Muslim Communities and Cultures of the Himalayas

Muslim Communities and Cultures of the Himalayas PDF Author: Jacqueline H. Fewkes
Publisher: Routledge
ISBN: 0429560060
Category : Religion
Languages : en
Pages : 140

Book Description
This book chronicles individual perspectives and specific iterations of Muslim community, practice, and experience in the Himalayan region to bring into scholarly conversation the presence of varying Muslim cultures in the Himalaya.
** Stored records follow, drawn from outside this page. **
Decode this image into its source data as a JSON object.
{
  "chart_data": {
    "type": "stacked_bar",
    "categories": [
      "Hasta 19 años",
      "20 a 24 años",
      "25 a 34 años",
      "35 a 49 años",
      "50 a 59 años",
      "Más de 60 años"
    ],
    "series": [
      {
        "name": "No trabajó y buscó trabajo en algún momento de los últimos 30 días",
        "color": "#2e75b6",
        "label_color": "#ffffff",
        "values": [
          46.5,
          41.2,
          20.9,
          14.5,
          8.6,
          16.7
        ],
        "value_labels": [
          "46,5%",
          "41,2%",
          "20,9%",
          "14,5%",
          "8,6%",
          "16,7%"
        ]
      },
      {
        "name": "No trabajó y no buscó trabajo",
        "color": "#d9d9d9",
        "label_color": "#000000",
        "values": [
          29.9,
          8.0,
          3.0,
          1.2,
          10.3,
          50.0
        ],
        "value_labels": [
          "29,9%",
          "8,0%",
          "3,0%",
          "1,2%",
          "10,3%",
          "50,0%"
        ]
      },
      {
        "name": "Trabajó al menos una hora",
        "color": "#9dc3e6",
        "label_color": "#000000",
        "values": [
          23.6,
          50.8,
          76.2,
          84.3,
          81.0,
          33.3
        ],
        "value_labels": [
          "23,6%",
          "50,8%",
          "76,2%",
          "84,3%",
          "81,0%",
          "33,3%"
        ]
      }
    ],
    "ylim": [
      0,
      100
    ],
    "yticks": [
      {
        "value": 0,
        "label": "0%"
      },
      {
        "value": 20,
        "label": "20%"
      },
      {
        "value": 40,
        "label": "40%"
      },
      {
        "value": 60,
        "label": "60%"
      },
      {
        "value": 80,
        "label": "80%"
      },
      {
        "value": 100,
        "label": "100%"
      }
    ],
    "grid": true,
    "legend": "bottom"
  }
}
The Himalaya provide a site of both geographic and cultural crossroads, where Muslim community is simultaneously constituted at multiple social levels, and to that end the essays in this book document a wide range of local, national, and global interests while maintaining a focus on individual perspectives, moments in time, and localized experiences. It presents research that contributes to a broadly conceived notion of the Himalaya that enriches readers’ understandings of both the region and concepts of Muslim community and highlights the interconnections between multiple experiences of Muslim community at local levels. Drawing attention to the cultural, social, artistic, and political diversity of the Himalaya beyond the better understood and frequently documented religio-cultural expressions of the region, this book will be of interest to academics in the fields of Anthropology, Geography, History, Religious Atudies, Asian Studies, and Islamic Studies.

Buddhist Masculinities

Buddhist Masculinities PDF Author: Megan Bryson
Publisher: Columbia University Press
ISBN: 0231558430
Category : Religion
Languages : en
Pages : 231

Book Description
While early Buddhists hailed their religion’s founder for opening a path to enlightenment, they also exalted him as the paragon of masculinity. According to Buddhist scriptures, the Buddha’s body boasts thirty-two physical features, including lionlike jaws, thighs like a royal stag, broad shoulders, and a deep, resonant voice, that distinguish him from ordinary men. As Buddhism spread throughout Asia and around the world, the Buddha remained an exemplary man, but Buddhists in other times and places developed their own understandings of what it meant to be masculine. This transdisciplinary book brings together essays that explore the variety and diversity of Buddhist masculinities, from early India to the contemporary United States and from bodhisattva-kings to martial monks. Buddhist Masculinities adopts the methods of religious studies, anthropology, art history, textual-historical studies, and cultural studies to explore texts, images, films, media, and embodiments of masculinity across the Buddhist world, past and present. It turns scholarly attention to normative forms of masculinity that usually go unmarked and unstudied precisely because they are “normal,” illuminating the religious and cultural processes that construct Buddhist masculinities. Engaging with contemporary issues of gender identity, intersectionality, and sexual ethics, Buddhist Masculinities ushers in a new era for the study of Buddhism and gender.